As manifestações da última quarta-feira, em Brasília, deixaram um rastro de estragos e um prejuízo para os cofres públicos. Segundo a Polícia Federal, que periciou os prédios atingidos, a conta negativa passa de R$ 2 milhões. Somente o Ministério do Planejamento, Desenvolvimento e Gestão contabilizou um dano de mais de R$ 330 mil, relativo aos danos em computadores, vidros, espelhos, divisórias, mobiliários, persianas, ar-condicionado, entre outros equipamentos. Já no Ministério do Turismo e Minas e Energia, o prejuízo estimado é de R$ 19 mil, com vidros quebrados, além de placas de sinalização arrancadas e computador danificado. No Ministério da Ciência, Tecnologia e Comunicações, que também é sede do Ministério da Integração Nacional, a conta dos estragos ficou em R$ 522,5 mil. No Ministério da Agricultura, Pecuária e Abastecimento, o prejuízo calculado é de R$ 1,105 milhão, que compreende valor de mobiliário, infraestrutura do prédio e serviços de mão de obra. O governo federal acionou a Advocacia-Geral da União (AGU) para realizar perícias em todos os prédios e disse que irá responsabilizar os manifestantes que cometeram “exageros” a pagar pelos danos.

 

LICENÇA PATERNIDADE

Um servidor público do Distrito Federal conseguiu uma liminar na Justiça para tirar licença paternidade de 180 dias – mesmo tempo que é utilizado para as servidoras. Ele havia entrado com o pedido de urgência, já que a mãe da criança faleceu 21 dias após o parto. O governo do DF tinha recusado a solicitação para a equiparação das licenças, mas a juíza substituta da 1ª Vara de Fazenda Pública deferiu a medida solicitada pelo autor.
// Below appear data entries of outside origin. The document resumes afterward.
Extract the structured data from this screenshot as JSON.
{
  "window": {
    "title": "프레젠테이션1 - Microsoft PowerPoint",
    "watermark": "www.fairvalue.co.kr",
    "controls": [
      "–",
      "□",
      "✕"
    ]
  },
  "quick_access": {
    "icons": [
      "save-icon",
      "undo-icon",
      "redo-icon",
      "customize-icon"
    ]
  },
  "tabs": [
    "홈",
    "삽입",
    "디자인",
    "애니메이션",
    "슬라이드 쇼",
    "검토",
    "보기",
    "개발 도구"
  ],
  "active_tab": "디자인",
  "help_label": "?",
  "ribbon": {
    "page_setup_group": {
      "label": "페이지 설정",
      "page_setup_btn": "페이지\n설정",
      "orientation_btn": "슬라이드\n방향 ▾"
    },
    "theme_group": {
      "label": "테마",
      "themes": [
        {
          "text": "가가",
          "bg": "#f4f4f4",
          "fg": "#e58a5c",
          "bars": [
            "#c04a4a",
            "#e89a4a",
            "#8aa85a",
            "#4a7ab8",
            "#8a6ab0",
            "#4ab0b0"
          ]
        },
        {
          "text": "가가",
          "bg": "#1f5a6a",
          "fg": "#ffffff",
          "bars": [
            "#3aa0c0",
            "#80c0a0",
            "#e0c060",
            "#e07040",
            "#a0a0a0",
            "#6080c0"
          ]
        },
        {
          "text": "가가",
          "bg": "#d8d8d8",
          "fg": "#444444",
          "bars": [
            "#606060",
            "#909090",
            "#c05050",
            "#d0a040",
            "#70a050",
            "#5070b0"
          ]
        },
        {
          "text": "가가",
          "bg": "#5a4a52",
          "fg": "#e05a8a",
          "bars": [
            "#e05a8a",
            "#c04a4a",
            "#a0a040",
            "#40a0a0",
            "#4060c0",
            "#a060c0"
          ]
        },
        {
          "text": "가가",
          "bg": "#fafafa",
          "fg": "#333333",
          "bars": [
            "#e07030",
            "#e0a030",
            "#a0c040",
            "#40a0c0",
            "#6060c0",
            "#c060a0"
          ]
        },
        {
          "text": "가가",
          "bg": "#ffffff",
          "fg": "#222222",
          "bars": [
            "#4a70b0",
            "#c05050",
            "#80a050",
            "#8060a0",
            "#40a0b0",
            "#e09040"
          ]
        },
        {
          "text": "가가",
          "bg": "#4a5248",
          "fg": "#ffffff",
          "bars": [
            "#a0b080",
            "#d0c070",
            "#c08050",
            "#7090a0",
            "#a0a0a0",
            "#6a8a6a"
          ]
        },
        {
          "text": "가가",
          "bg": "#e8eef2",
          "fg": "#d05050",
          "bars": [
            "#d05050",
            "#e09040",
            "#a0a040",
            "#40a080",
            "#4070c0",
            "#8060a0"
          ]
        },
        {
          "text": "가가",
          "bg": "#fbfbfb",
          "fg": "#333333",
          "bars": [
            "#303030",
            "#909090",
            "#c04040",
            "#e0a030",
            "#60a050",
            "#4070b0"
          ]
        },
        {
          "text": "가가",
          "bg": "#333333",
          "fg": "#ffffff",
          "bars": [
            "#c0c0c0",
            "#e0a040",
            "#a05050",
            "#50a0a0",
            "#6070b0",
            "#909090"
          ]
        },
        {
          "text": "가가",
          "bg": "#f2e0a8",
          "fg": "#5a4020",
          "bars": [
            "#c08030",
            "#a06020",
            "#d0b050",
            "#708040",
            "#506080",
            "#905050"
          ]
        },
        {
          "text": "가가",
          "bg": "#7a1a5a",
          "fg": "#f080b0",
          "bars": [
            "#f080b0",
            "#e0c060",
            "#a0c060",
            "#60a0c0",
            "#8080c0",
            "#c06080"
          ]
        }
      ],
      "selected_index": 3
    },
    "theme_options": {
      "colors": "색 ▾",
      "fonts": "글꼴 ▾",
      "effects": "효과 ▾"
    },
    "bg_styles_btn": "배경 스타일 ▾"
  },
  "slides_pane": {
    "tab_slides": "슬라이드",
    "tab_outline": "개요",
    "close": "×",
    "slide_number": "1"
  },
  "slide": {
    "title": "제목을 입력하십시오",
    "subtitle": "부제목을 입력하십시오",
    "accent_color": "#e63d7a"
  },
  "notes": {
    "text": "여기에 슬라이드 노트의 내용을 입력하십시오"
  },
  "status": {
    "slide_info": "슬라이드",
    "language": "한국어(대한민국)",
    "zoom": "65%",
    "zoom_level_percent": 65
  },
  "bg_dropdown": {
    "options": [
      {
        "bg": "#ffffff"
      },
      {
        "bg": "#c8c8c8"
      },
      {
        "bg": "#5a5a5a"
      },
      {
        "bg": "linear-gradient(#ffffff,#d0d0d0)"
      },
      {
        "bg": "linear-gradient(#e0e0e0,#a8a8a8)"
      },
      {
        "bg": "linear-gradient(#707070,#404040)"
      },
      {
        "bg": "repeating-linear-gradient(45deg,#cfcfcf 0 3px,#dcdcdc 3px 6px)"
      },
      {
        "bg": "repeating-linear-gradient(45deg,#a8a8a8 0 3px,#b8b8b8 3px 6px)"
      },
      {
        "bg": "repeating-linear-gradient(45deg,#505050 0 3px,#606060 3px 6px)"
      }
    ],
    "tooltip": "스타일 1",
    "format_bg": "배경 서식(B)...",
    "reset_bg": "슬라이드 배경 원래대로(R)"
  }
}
De acordo com a decisão do magistrado, esse período de licença garante ao bebê a proteção do veículo afetivo.

 

CHAPA DILMA-TEMER

Nesta terça-feira está previsto o julgamento do processo em que a chapa formada por Dilma Rousseff e Michel Temer é acusada de abuso de poder político e econômico na eleição presidencial de 2014. Um dos desfechos possíveis é a cassação da chapa, o que levaria ao afastamento de Temer da Presidência. Nesta hipótese, a Constituição prevê atualmente uma eleição indireta, na qual o Congresso escolhe o sucessor.

DE OLHO NA VAGA

Com o agravamento da crise política, especialmente após a delação premiada dos irmãos Joesley e Wesley Batista, donos do grupo J&F, parlamentares da oposição querem aprovar a PEC 227/16, que tramita na Câmara dos Deputados, para que uma eventual sucessão de Temer seja feita por eleições diretas. Na próxima quarta-feira, a Comissão de Constituição e Justiça do Senado também vai discutir uma proposta de emenda à Constituição para realização de eleições diretas em caso de vacância na Presidência da República.